Die Frage nach dem Honig gewann für mich weiter an Bedeutung. Franz und ich hatten den Honig als Nebenprodukt eingegliedert. Selbstverständlich gewinnt man ihn mit Umsicht. Ich hatte stets den Eindruck, er sei mehr als ein Lebensmittel. Doch erst nach 19 Jahren stellte ich fest, dass der Honig die Konsumenten dazu führt, sich für die Bienen, von denen er stammt, zu interessieren. Im engsten Fall wollen sie an der Ernte teilnehmen oder zuschauen, wenn ich die Bienen besuche. Oft fragen sie mich stundenlang aus. Der Honig ist, wie gesagt, das fehlende Glied, dachte ich in diesem Jahr. Deshalb schaute ich ihn genauer an, die unzähligen Zuckersorten und die Pflanzen, die sie zuwege bringen, die unterschiedlichen Honigfarben und verwandte Themen.
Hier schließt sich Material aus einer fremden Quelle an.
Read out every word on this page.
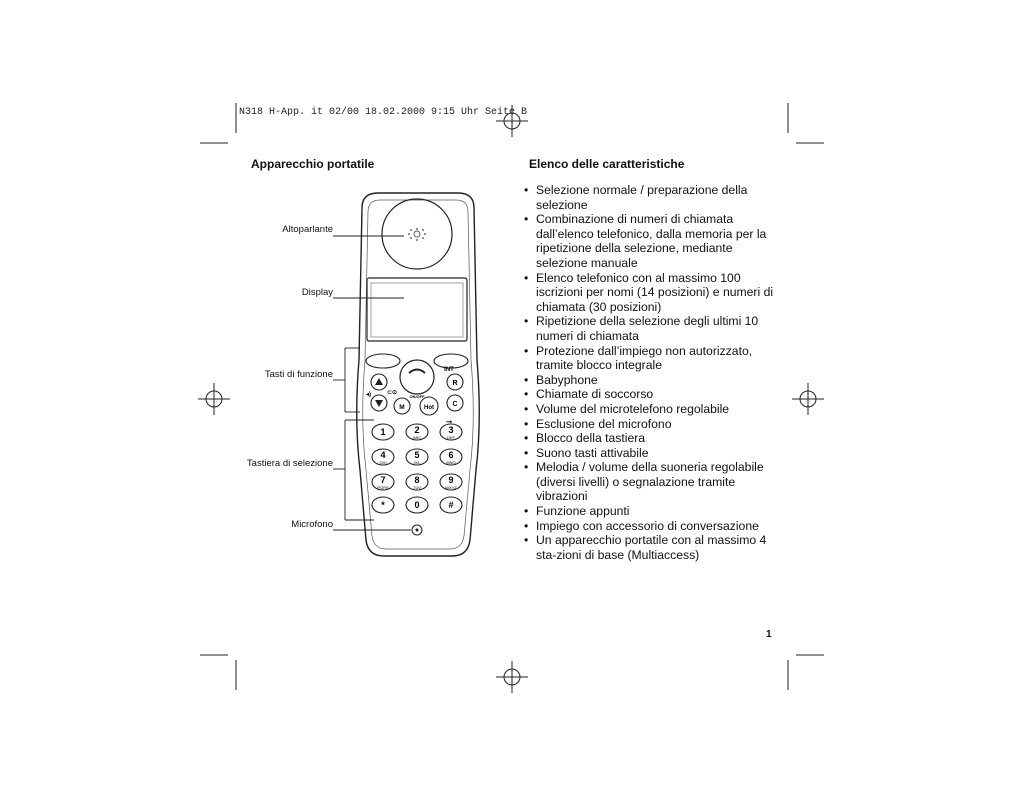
N318 H-App. it 02/00 18.02.2000 9:15 Uhr Seite B
Apparecchio portatile	Elenco delle caratteristiche
◂)	⊂⊙
R
INT
ON/OFF
M	Hot	C
⊸
1	2
ABC
3
DEF
4
GHI
5
JKL
6
MNO
7
PQRS
8
TUV
9
WXYZ
*	0	#
Altoparlante
Display
Tasti di funzione
Tastiera di selezione
Microfono
• Selezione normale / preparazione della selezione
• Combinazione di numeri di chiamata dall’elenco telefonico, dalla memoria per la ripetizione della selezione, mediante selezione manuale
• Elenco telefonico con al massimo 100 iscrizioni per nomi (14 posizioni) e numeri di chiamata (30 posizioni)
• Ripetizione della selezione degli ultimi 10 numeri di chiamata
• Protezione dall’impiego non autorizzato, tramite blocco integrale
• Babyphone
• Chiamate di soccorso
• Volume del microtelefono regolabile
• Esclusione del microfono
• Blocco della tastiera
• Suono tasti attivabile
• Melodia / volume della suoneria regolabile (diversi livelli) o segnalazione tramite vibrazioni
• Funzione appunti
• Impiego con accessorio di conversazione
• Un apparecchio portatile con al massimo 4 sta-zioni di base (Multiaccess)
1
Aufgrund des feuchten, weder regnerischen, noch windigen Wetters im Mai 2008 blühten die Robinien ausgiebig. Das geschah zum ersten mal seit 16 Jahren und hatte mit der klimatischen Veränderung zu tun. Sie verschiebt die Blühzeiten aller Pflanzen. Während die Robinie und die Linde sich gewöhnlich überlappten, blühten sie in diesem besonderen Jahr getrennt. Früher begannen die Linden Mitte Juni zu blühen, heute am Anfang. Kurz davor regnet und stürmt und hagelt es oft. Die Blüte der Robinie wurde zahlreiche Jahre hindurch von gewaltigen Winden und nächtlichen Regenstürzen weggespült. Wenn man morgens aus dem Haus trat, lagen die feinen, weißen Blüten im Rinnstein. Im Jahr 2008 allerdings endete die Robinienblüte genau vor der Lindenblüte und das war am 4. Juni. Es war feuchtwarm, es regnete nicht, hagelte nicht, der Wind wehte lau und langsam, manchmal nieselte es nachts gemächlich vor sich hin. Die Robinien blühten und dufteten schwer und süß. Sobald die einen Blüten gefallen waren, erblühte der gesamte Baum quasi neu. Die Robinie ist, was den Honig betrifft, äußerst ergiebig. In der imkerlichen Fachsprache bezeichnet man das als „Honigwert“. Am Rosengarten stehen einige dieser Robinien, nicht gerade ein Wald, aber doch so viele, dass es ausreichte, die Honigräume innerhalb weniger Tage zu füllen. Daher ergab sich ein wunderbar schmeckender, einzigartiger Honig. Die Robinie liefert, wie schon erwähnt, den Akazienhonig. Er ist fast durchsichtig und bleibt Jahre lang flüssig. Im Sommer 2003 war es monatelang dermaßen heiß, dass man sich nicht bewegen wollte. Die Meteorologen sprachen reflexartig von einem Jahrhundertsommer. Vielleicht war das eine sprachliche Unschärfe, da sie noch im Zwanzigsten Jahrhundert feststeckten. Es gab kaum Honig. Der Nektar, den die Pflanzen absonderten, trocknete sofort und konnte von den Bienen nicht aufgenommen werden. Der Honig war dunkler als Kaffee und hielt dem Vergleich mit Corbezzolo-Honig aus Sardinien oder Elba stand.